Mengenai persoalan semacam ini Imam Malik mengatakan bahwa termasuk prinsip
kepentingan yang dibenarkan, bila pekerjaan haram berlaku di dunia ini dan seseorang tidak
memperoleh usaha yang halal sedangkan keadaan sangat mendesak untuk memenuhi
kebutuhan hidupnya, maka secara individu seseorang diperbolehkan melakukan pekerjaan
haram semacam itu bila tidak sanggup menggubah keadaan. Pekerjaan haram tersebut boleh
dilakukan asalkan dirinya merasa tidak senang terhadap pekerjaan itu dan melakukannya
sekedar memenuhi tuntutan kebutuhan pokok, yaitu apabila ia tidak melakukan hal yang
terpaksa ini akan mengakibatkannya berada dalam kesulitan dan penderitaan.
Akan tetapi untuk memenuhi kebutuhan pokok ini tidak boleh sampai pada tingkat
kemewahan, sebab dalam taraf kemewahan tersebut berarti ia telah melestarikan kejahatan
dan bukan lagi dianggap sebagai solusi untuk mengatasi suatu keadaan terdesak yang
dibenarkan syari’at Islam.
Perlu diperhatikan bahwa masalah riba tidak hanya berkaitan dengan pegawai bank
atau penulisnya dan pencatat riba disebuah perusahaan, tetapi sudah menyusup kedalam
sistem ekonomi Negara dan semua kegiatan yang berhubungan dengan keuangan. Sehingga
semuanya itu merupakan bencana yang bersifat umum sebagaimana pernah diperingatkan
Rasulullah SAW:
Artinya : Sungguh akan datang pada manusia suatu masa yang pada waktu itu tidak
tersisa seorang pun melainkan akan makan riba.

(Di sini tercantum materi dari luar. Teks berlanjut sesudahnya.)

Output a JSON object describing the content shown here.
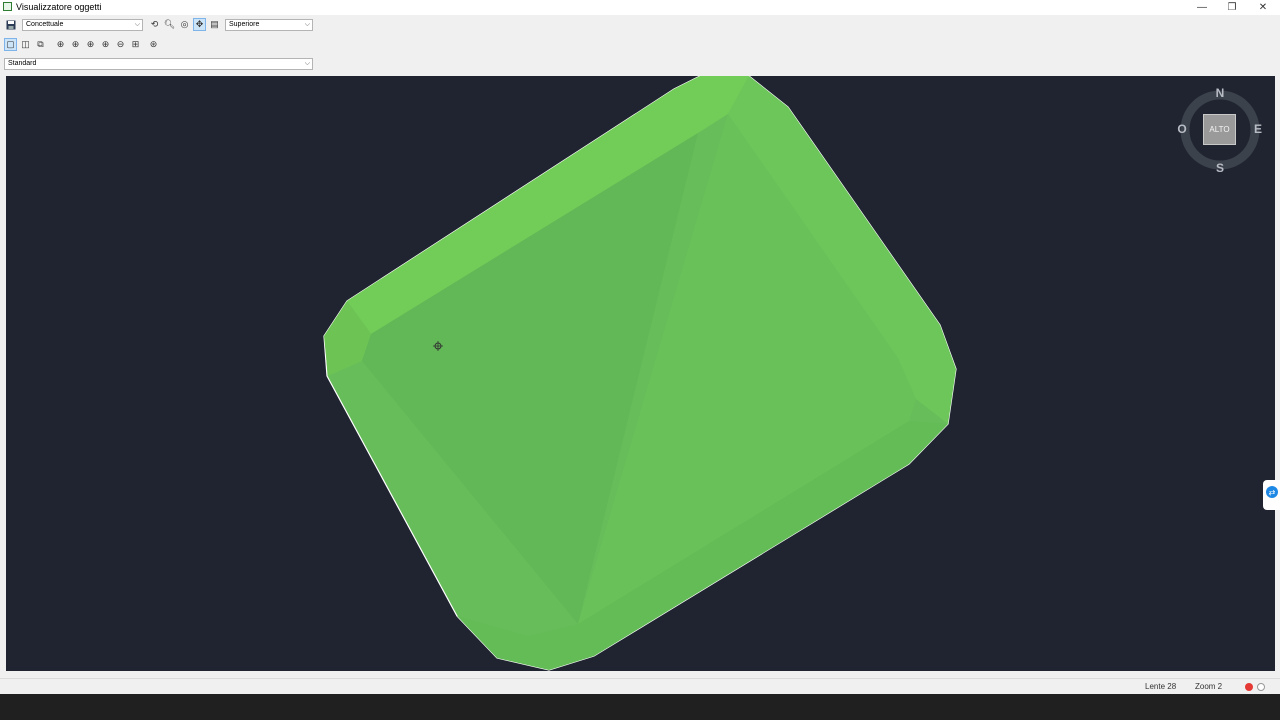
{
  "window": {
    "title": "Visualizzatore oggetti"
  },
  "toolbar": {
    "visual_style": "Concettuale",
    "view": "Superiore",
    "view_preset": "Standard"
  },
  "viewcube": {
    "north": "N",
    "south": "S",
    "east": "E",
    "west": "O",
    "face": "ALTO"
  },
  "status": {
    "lens": "Lente 28",
    "zoom": "Zoom 2"
  },
  "colors": {
    "viewport_bg": "#1f2430",
    "object_fill": "#66bd5a"
  }
}
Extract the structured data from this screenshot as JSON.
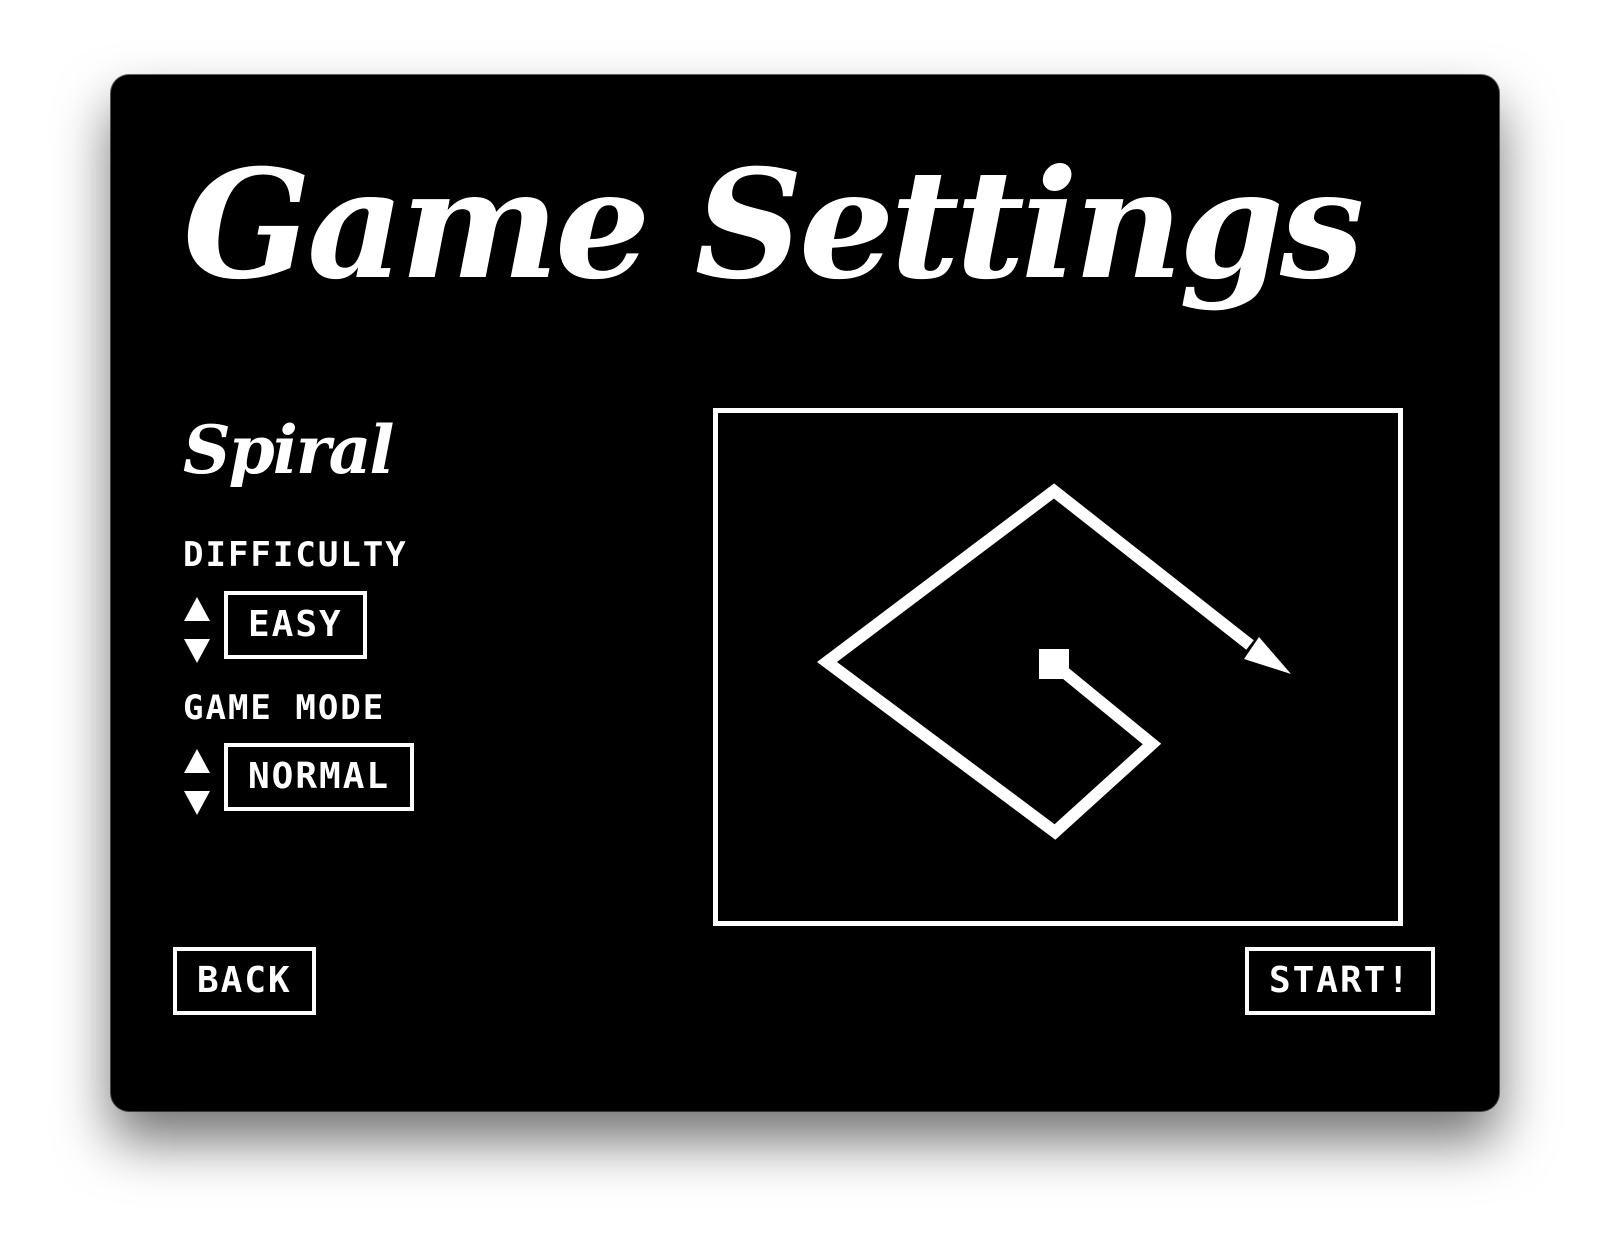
{
  "title": "Game Settings",
  "mode_name": "Spiral",
  "settings": {
    "difficulty": {
      "label": "DIFFICULTY",
      "value": "EASY"
    },
    "game_mode": {
      "label": "GAME MODE",
      "value": "NORMAL"
    }
  },
  "buttons": {
    "back": "BACK",
    "start": "START!"
  },
  "icons": {
    "stepper_up": "triangle-up-icon",
    "stepper_down": "triangle-down-icon",
    "preview": "spiral-path-icon"
  },
  "colors": {
    "background": "#000000",
    "foreground": "#ffffff"
  }
}
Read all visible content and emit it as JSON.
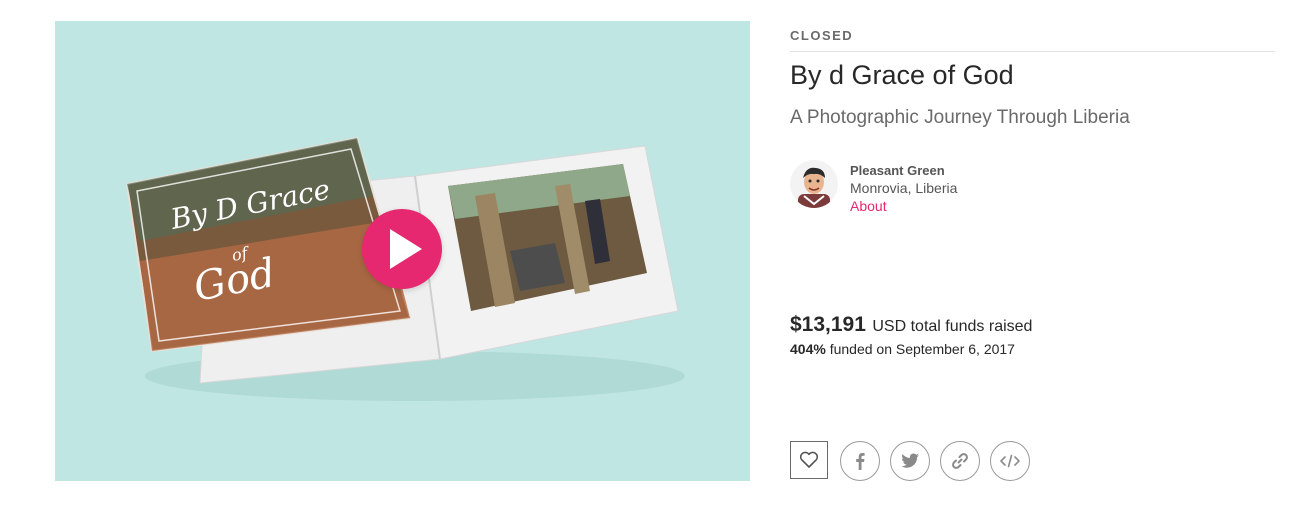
{
  "campaign": {
    "status": "CLOSED",
    "title": "By d Grace of God",
    "tagline": "A Photographic Journey Through Liberia",
    "video_title_art": [
      "By D Grace",
      "of",
      "God"
    ],
    "accent_color": "#e5286f"
  },
  "owner": {
    "name": "Pleasant Green",
    "location": "Monrovia, Liberia",
    "about_link": "About"
  },
  "funding": {
    "amount": "$13,191",
    "amount_label": "USD total funds raised",
    "percent": "404%",
    "funded_text": "funded on September 6, 2017"
  },
  "share": {
    "icons": [
      "heart-icon",
      "facebook-icon",
      "twitter-icon",
      "link-icon",
      "embed-icon"
    ]
  }
}
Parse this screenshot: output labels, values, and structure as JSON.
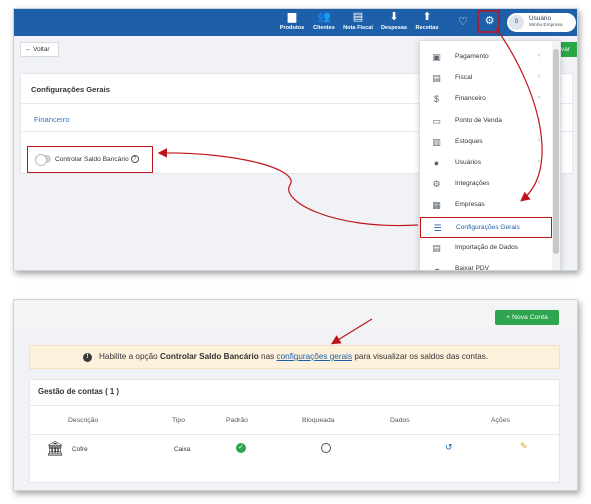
{
  "top_panel": {
    "navbar": {
      "items": [
        {
          "label": "Produtos",
          "icon": "box-icon"
        },
        {
          "label": "Clientes",
          "icon": "users-icon"
        },
        {
          "label": "Nota Fiscal",
          "icon": "invoice-icon"
        },
        {
          "label": "Despesas",
          "icon": "arrow-down-circle-icon"
        },
        {
          "label": "Receitas",
          "icon": "arrow-up-circle-icon"
        }
      ],
      "user": {
        "avatar": "0",
        "name": "Usuário",
        "company": "Minha Empresa"
      }
    },
    "back_label": "← Voltar",
    "save_partial_label": "var",
    "card_title": "Configurações Gerais",
    "section_title": "Financeiro",
    "toggle_label": "Controlar Saldo Bancário",
    "menu": [
      {
        "label": "Pagamento",
        "icon": "money-icon",
        "chevron": "‹"
      },
      {
        "label": "Fiscal",
        "icon": "document-icon",
        "chevron": "‹"
      },
      {
        "label": "Financeiro",
        "icon": "dollar-icon",
        "chevron": "‹"
      },
      {
        "label": "Ponto de Venda",
        "icon": "monitor-icon",
        "chevron": "‹"
      },
      {
        "label": "Estoques",
        "icon": "barcode-icon",
        "chevron": "‹"
      },
      {
        "label": "Usuários",
        "icon": "user-icon",
        "chevron": "‹"
      },
      {
        "label": "Integrações",
        "icon": "cogs-icon",
        "chevron": "‹"
      },
      {
        "label": "Empresas",
        "icon": "building-icon",
        "chevron": ""
      },
      {
        "label": "Configurações Gerais",
        "icon": "sliders-icon",
        "chevron": ""
      },
      {
        "label": "Importação de Dados",
        "icon": "file-import-icon",
        "chevron": ""
      },
      {
        "label": "Baixar PDV",
        "icon": "cloud-download-icon",
        "chevron": ""
      }
    ]
  },
  "bottom_panel": {
    "new_button_label": "+ Nova Conta",
    "alert": {
      "prefix": "Habilite a opção ",
      "bold": "Controlar Saldo Bancário",
      "middle": " nas ",
      "link": "configurações gerais",
      "suffix": " para visualizar os saldos das contas."
    },
    "accounts_title": "Gestão de contas ( 1 )",
    "columns": [
      "Descrição",
      "Tipo",
      "Padrão",
      "Bloqueada",
      "Dados",
      "Ações"
    ],
    "row": {
      "descricao": "Cofre",
      "tipo": "Caixa"
    }
  },
  "colors": {
    "navbar": "#1d5fa8",
    "highlight": "#c0141b",
    "success": "#2ea44f",
    "alert_bg": "#fdf1dc"
  }
}
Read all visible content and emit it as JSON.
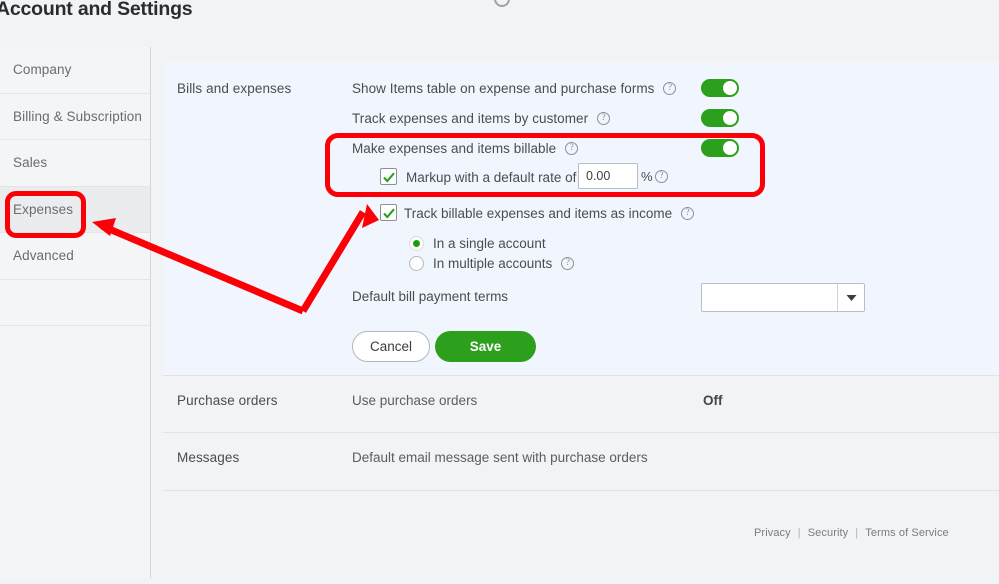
{
  "page": {
    "title": "Account and Settings"
  },
  "sidebar": {
    "items": [
      {
        "label": "Company",
        "active": false
      },
      {
        "label": "Billing & Subscription",
        "active": false
      },
      {
        "label": "Sales",
        "active": false
      },
      {
        "label": "Expenses",
        "active": true
      },
      {
        "label": "Advanced",
        "active": false
      }
    ]
  },
  "sections": {
    "bills": {
      "label": "Bills and expenses",
      "rows": [
        {
          "label": "Show Items table on expense and purchase forms",
          "help": "?",
          "toggle": "on"
        },
        {
          "label": "Track expenses and items by customer",
          "help": "?",
          "toggle": "on"
        },
        {
          "label": "Make expenses and items billable",
          "help": "?",
          "toggle": "on"
        }
      ],
      "markup": {
        "label": "Markup with a default rate of",
        "checked": true,
        "value": "0.00",
        "placeholder": "",
        "unit": "%",
        "help": "?"
      },
      "track_billable": {
        "label": "Track billable expenses and items as income",
        "checked": true,
        "help": "?"
      },
      "account_options": [
        {
          "label": "In a single account",
          "selected": true,
          "help": ""
        },
        {
          "label": "In multiple accounts",
          "selected": false,
          "help": "?"
        }
      ],
      "terms": {
        "label": "Default bill payment terms",
        "value": "",
        "placeholder": ""
      },
      "buttons": {
        "cancel": "Cancel",
        "save": "Save"
      }
    },
    "purchase_orders": {
      "label": "Purchase orders",
      "description": "Use purchase orders",
      "state": "Off"
    },
    "messages": {
      "label": "Messages",
      "description": "Default email message sent with purchase orders"
    }
  },
  "footer": {
    "privacy": "Privacy",
    "separator": "|",
    "security": "Security",
    "terms": "Terms of Service"
  },
  "colors": {
    "accent_green": "#2ca01c",
    "annotation_red": "#fb0007",
    "panel_background": "#f1f5fd",
    "page_background": "#f2f3f5"
  },
  "icons": {
    "help": "?",
    "chevron_down": "▼",
    "check": "✓"
  }
}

Barang siapa yang tidak
memakannya maka ia akan terkena debunya. (HR. Abu Daud dan Ibnu Majah).
Kondisi seperti ini tidak dapat diubah dan diperbaiki hanya dengan melarang seorang
muslim bekerja di bank atau perusahaan yang mempratekkan riba. Tetapi kerusakan sistem
ekonomi yang disebabkan oleh golongan kapitalis ini hanya dapat diubah oleh sikap seluruh
bangsa dan masyarakat Islam.
Perubahan itu tentu saja harus diusahakan secara bertahap dan perlahan-lahan sehingga
tidak menimbulkan guncangan perekonomian yang dapat menimbulkan bencana pada Negara
dan bangsa. Islam sendiri tidak melarang umatnya untuk melakukan perubahan secara
bertahap dalam memecahkan setiap permasalahan yang pelik. Cara ini pernah ditempuh Islam
ketika mulai mengharamkan riba, khamr, dan lainnya. Dalam hal ini yang terpenting adalah
tekad dan kemauan bersama, apabila tekad itu bulat maka jalan pun akan terbuka lebar.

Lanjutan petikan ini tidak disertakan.